Abstract 17738: CRP Predicting Locus at 6q22 Modulates Risk of Ventricular Fibrillation in Acute Myocardial Infarction

Abstract

Sudden cardiac death is a leading mode of death in adults in the Western world and is largely caused by ventricular fibrillation (VF) during acute myocardial ischemia-infarction (MI). A genetic component in risk of VF in the setting of MI is recognized. However, the underlying genetic factors remain largely unknown. Plasma concentration of C-reactive protein (CRP) is a predictor of sudden cardiac death. Recently, several single nucleotide polymorphisms (SNPs) have been revealed to be associated with CRP levels in genome-wide association studies (GWAS).
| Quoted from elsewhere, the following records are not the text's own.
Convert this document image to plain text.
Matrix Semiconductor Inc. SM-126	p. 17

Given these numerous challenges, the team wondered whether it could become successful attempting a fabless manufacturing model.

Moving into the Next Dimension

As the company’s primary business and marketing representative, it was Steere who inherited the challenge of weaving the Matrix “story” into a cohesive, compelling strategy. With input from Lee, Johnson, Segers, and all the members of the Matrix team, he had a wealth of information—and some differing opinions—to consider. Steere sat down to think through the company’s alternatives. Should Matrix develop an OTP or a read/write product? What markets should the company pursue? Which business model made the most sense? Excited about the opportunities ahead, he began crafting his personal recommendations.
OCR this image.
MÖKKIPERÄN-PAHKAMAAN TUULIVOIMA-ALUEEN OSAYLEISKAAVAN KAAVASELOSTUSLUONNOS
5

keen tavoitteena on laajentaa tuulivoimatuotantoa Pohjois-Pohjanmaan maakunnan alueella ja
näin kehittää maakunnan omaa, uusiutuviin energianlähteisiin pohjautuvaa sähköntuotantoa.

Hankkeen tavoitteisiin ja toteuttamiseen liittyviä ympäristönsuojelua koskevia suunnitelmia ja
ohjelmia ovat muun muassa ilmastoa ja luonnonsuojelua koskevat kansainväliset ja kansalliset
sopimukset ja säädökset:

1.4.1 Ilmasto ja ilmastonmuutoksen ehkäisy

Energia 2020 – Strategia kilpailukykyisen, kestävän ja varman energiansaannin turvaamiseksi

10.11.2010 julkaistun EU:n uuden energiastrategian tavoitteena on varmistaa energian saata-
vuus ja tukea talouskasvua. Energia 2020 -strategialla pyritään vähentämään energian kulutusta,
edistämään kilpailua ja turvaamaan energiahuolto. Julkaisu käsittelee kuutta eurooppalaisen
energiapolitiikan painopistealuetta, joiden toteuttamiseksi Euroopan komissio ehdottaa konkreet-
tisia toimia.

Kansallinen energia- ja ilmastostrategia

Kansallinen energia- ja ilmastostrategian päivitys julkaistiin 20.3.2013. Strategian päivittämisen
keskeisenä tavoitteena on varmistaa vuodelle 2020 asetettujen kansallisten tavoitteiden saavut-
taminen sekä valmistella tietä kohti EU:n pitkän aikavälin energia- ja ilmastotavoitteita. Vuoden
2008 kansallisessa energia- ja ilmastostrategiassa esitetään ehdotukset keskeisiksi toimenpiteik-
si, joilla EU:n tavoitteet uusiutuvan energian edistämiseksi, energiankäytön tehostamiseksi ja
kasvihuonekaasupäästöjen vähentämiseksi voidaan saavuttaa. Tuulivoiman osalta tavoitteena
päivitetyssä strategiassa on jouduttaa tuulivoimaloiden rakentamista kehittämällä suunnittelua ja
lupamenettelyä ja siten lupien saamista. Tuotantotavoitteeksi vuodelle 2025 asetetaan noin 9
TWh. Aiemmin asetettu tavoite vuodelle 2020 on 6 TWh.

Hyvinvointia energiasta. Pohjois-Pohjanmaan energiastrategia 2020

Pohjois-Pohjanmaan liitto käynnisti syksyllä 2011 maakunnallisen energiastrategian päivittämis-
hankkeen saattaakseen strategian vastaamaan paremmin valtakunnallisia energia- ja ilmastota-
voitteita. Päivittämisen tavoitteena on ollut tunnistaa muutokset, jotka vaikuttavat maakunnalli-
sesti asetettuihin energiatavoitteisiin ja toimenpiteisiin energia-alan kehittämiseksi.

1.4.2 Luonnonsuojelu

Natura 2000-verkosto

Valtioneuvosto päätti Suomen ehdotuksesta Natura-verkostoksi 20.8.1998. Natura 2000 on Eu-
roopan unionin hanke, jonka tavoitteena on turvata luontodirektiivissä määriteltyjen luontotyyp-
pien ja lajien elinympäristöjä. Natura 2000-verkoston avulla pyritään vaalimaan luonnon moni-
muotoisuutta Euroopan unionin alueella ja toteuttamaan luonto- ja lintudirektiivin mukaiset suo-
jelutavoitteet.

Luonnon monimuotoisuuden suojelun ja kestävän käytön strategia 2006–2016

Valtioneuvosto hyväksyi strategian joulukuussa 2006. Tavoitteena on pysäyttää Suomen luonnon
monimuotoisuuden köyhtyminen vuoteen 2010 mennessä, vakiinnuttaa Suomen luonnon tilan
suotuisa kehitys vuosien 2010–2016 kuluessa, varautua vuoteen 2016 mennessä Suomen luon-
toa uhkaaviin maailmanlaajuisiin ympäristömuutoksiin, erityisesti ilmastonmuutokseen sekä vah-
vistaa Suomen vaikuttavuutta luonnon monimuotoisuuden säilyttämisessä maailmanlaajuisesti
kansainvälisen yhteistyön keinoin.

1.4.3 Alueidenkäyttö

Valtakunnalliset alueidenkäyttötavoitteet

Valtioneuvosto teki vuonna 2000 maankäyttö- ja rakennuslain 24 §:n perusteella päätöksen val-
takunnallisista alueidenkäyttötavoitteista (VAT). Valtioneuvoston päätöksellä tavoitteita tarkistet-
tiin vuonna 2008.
In this study we investigated the effect of CRP-predicting SNPs in modulation of risk of VF in acute MI. Methods: Patients studied were from the Arrhythmia Genetics in the NEtherlands Study (AGNES), consisting of patients with a first acute MI, with those suffering VF classified as cases (n=515) and those not suffering VF classified as controls (n=457). Twenty independent SNPs (r2<0.75) previously found to be associated with CRP levels at genome-wide significant p-values (P<5e-08) in previous GWAS were identified. Genotypes were obtained by direct genotyping (Illumina 610) or were imputed using HapMap. A Bonferroni-corrected threshold of P<0.002 was used to define statistical significance in testing of individual SNPs. We also generated a genetic risk score based on the number of CRP-increasing alleles. Logistic regression modeling was used to test for association with VF. Results: SNP rs6901250 in GPRC6A was strongly associated with VF in acute MI (OR:1.39;95%CI:1.14,1.69;P=9.6e-04), with the CRP-increasing allele being associated with increased risk for VF. Analysis of SNPs in a 50 Kb region around rs6901250 identified a stronger signal at SNP rs633420 (P=9.7e-05) which was in high linkage disequilibrium (r2=0.73) with rs6901250. The CRP genetic risk score generated based on the number of CRP-increasing alleles was associated with risk of VF after MI (OR: 1.07; 95%CI: 1.01,1.12; P=0.01). Conclusions: CRP-predicting loci in aggregate and rs6901250 individually are associated with risk of VF in MI. Our study highlights the role of inflammatory loci on risk of VF after acute MI.